When the credits rolled on Chloé Zhao’s ‘Nomadland,’ I didn’t move. I sat in the quiet, absorbing the vast, silent landscapes I had just been immersed in. The film is a quiet masterpiece, but its stillness is deceptive. Beneath the surface of Fern’s (Frances McDormand) journey through the American West lies a profound and unsettling examination of the modern psyche, one shaped by loss, economic precarity, and a desperate search for meaning in a world that has discarded so many. It felt less like watching a character and more like witnessing a reflection of a collective, unspoken societal grief.
🥉 The Psychology of Being ‘Houseless’
The film’s central theme isn’t homelessness, as Fern herself clarifies, but “houselessness.” This distinction is crucial. To be homeless implies a lack, a state of being without. To be houseless, as Fern frames it, is a statement of fact about her living situation, not her identity. This reframing is a powerful psychological coping mechanism. It’s a way to reclaim agency in a situation where she has very little. After losing her husband and her entire town of Empire, Nevada—a place that literally vanished from the map after the gypsum plant closed—Fern isn’t just grieving a person; she’s grieving a life, an identity, a purpose. Her van, which she painstakingly personalizes and names ‘Vanguard,’ becomes a mobile sanctuary, a vessel for her memories and a shield against the instability of the outside world.
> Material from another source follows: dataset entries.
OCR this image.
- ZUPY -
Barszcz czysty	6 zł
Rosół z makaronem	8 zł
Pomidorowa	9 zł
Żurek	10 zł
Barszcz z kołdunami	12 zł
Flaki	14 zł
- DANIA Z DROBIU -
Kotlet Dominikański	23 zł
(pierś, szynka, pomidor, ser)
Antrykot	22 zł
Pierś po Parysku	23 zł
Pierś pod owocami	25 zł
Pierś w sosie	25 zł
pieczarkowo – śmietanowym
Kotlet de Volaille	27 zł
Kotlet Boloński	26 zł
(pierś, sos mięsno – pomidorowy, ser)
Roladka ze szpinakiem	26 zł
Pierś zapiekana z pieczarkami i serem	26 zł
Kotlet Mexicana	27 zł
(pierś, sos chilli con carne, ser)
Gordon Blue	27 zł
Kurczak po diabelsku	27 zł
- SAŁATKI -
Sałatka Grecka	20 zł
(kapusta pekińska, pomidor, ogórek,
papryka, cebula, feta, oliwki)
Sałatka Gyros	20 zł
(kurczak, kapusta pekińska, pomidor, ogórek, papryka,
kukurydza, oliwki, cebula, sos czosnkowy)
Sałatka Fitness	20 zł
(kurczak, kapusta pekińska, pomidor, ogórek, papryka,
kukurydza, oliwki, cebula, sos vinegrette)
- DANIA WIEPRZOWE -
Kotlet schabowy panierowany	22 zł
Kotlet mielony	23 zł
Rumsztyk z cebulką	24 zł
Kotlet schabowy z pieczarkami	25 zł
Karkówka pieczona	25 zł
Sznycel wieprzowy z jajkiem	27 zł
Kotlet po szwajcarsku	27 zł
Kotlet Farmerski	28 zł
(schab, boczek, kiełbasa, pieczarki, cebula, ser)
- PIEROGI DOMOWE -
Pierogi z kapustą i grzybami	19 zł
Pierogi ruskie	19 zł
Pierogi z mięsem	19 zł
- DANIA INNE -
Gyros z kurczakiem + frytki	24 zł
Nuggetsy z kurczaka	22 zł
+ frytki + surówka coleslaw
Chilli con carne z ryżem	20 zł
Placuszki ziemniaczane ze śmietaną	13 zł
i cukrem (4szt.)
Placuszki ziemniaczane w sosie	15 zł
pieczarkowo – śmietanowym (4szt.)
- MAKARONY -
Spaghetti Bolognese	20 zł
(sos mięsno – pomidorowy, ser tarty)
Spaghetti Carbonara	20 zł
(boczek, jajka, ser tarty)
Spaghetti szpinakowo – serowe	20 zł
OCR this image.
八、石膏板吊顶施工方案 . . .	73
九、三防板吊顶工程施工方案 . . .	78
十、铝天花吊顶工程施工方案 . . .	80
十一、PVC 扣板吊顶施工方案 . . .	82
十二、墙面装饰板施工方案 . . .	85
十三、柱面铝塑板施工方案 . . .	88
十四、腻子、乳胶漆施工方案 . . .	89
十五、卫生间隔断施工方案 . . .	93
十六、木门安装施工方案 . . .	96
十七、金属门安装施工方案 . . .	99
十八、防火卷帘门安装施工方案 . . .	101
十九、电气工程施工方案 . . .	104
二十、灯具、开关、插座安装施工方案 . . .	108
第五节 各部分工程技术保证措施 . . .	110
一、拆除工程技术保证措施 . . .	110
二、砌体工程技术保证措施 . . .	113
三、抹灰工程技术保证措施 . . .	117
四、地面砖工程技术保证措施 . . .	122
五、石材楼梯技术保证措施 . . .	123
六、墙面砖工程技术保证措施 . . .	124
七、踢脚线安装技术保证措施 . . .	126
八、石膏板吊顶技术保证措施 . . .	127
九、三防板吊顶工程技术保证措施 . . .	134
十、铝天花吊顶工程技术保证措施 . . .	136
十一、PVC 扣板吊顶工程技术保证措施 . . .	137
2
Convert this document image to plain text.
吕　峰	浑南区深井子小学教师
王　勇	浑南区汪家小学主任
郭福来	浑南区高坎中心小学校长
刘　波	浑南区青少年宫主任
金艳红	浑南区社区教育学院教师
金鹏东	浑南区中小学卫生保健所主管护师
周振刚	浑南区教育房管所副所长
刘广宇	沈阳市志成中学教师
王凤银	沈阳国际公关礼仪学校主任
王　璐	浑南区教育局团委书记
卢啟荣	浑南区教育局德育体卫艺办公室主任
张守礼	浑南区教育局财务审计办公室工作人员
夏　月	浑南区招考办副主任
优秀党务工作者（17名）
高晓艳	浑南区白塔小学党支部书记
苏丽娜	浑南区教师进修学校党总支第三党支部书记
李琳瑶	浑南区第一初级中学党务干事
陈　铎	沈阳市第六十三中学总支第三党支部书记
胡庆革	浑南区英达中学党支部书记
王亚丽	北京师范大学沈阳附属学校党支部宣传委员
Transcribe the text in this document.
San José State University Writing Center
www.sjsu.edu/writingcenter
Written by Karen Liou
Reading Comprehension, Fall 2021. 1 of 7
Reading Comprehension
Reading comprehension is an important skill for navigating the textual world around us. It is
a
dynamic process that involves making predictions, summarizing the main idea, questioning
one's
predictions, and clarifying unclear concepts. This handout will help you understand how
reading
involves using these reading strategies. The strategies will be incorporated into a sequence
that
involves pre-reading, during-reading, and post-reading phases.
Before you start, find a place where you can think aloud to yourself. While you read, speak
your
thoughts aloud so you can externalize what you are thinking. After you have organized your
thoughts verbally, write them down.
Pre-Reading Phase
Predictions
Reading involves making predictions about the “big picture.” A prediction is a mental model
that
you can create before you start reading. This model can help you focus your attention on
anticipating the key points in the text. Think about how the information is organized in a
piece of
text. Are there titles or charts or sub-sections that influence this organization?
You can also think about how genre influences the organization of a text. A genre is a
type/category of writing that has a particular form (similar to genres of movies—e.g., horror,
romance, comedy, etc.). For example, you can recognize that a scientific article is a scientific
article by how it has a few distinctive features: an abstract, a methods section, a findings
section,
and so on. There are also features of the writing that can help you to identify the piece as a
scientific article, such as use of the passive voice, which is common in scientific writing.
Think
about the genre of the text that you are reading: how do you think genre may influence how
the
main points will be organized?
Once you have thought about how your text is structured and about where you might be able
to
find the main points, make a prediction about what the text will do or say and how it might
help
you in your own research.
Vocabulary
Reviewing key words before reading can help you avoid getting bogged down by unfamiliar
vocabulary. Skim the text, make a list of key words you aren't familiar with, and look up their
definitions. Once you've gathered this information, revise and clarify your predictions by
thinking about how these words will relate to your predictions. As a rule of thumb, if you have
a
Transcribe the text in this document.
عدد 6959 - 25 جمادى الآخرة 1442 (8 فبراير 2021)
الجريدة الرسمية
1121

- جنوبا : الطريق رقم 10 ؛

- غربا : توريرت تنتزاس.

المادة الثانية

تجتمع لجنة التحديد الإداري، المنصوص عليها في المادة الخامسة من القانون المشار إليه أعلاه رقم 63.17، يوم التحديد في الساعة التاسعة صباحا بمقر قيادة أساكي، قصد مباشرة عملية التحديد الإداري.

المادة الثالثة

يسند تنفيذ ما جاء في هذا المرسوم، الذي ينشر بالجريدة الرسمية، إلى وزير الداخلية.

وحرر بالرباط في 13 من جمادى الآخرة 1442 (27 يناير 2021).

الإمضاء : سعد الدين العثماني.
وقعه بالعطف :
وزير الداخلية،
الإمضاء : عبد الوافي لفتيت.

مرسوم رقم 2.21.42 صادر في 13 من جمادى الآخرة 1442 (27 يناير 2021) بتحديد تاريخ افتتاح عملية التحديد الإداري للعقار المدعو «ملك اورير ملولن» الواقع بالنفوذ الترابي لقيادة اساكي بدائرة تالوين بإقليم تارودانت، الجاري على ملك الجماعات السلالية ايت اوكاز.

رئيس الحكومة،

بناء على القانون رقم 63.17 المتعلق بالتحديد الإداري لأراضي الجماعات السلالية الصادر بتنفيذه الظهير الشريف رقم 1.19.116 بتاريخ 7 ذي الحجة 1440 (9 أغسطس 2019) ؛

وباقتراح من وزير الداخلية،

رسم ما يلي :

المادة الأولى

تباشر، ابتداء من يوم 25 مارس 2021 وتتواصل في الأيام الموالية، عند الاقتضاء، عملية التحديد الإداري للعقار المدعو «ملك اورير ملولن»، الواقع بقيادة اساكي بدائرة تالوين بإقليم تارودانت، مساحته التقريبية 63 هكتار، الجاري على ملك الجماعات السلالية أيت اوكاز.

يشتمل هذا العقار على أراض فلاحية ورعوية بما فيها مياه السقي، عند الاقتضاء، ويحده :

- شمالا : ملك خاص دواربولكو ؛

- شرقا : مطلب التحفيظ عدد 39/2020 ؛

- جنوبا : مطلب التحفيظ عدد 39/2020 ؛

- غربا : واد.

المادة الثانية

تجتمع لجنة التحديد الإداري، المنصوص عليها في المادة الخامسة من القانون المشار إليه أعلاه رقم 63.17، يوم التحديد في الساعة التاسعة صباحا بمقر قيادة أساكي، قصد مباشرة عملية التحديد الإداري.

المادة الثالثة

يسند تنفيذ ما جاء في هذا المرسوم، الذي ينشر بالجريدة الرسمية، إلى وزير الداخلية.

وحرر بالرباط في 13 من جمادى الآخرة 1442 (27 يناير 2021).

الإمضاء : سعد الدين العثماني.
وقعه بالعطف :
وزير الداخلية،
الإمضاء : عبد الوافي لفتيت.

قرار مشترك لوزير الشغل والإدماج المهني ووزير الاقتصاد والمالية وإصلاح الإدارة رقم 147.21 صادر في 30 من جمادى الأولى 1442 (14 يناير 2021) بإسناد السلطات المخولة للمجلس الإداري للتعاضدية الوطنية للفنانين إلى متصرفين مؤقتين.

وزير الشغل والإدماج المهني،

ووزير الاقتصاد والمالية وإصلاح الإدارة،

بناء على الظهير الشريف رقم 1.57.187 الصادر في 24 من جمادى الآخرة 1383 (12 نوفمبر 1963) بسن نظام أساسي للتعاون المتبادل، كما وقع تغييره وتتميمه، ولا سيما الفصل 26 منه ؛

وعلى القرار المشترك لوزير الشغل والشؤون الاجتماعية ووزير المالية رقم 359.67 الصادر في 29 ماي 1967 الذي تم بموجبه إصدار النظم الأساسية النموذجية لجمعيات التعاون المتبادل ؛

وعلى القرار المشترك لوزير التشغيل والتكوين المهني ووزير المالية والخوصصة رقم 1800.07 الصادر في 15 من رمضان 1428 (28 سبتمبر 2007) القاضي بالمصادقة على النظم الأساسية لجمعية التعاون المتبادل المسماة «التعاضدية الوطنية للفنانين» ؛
This is where the film so accurately captures a modern struggle. We are conditioned to equate stability with a physical house and a steady job. ‘Nomadland’ questions this foundation, suggesting that for many, it has crumbled into dust. The nomads Fern meets are not trailblazing adventurers seeking thrills; they are often older Americans cast aside by the 2008 recession, left to navigate a gig economy in their twilight years. Their resilience is born of necessity. The film portrays a delicate balance between fierce independence and a deep-seated need for community. I watched Fern repeatedly, gently, push away opportunities for conventional comfort, whether it was a room in a friend’s house or a more permanent connection with fellow nomad Dave. Her solitude is a protective shell, yet the moments of genuine connection—sharing a meal, listening to stories around a campfire, learning survival tips—are what sustain her and the others. They have formed a new kind of society on the fringes of the old one, held together by shared experience and unspoken understanding.
🥉 An Unsettled Landscape
Ultimately, ‘Nomadland’ left me with a sense of profound melancholy, but not despair. It’s a reflection of a society grappling with its own identity. The promise of the American Dream—work hard, buy a house, retire comfortably—feels like a distant myth in the film’s world, and increasingly, in our own. Fern’s journey is not about finding a new home to settle in, but about learning to be at home within herself, wherever she is. She isn’t looking for a destination; she is learning to live on the road itself. It’s a difficult, often lonely existence, but it’s also one of quiet dignity. The film doesn’t offer easy answers, because there are none. Instead, it holds up a mirror, forcing us to confront the unsettling reality of our modern world and the quiet strength of those who navigate its fractured landscapes, searching not for a place, but for a sense of peace.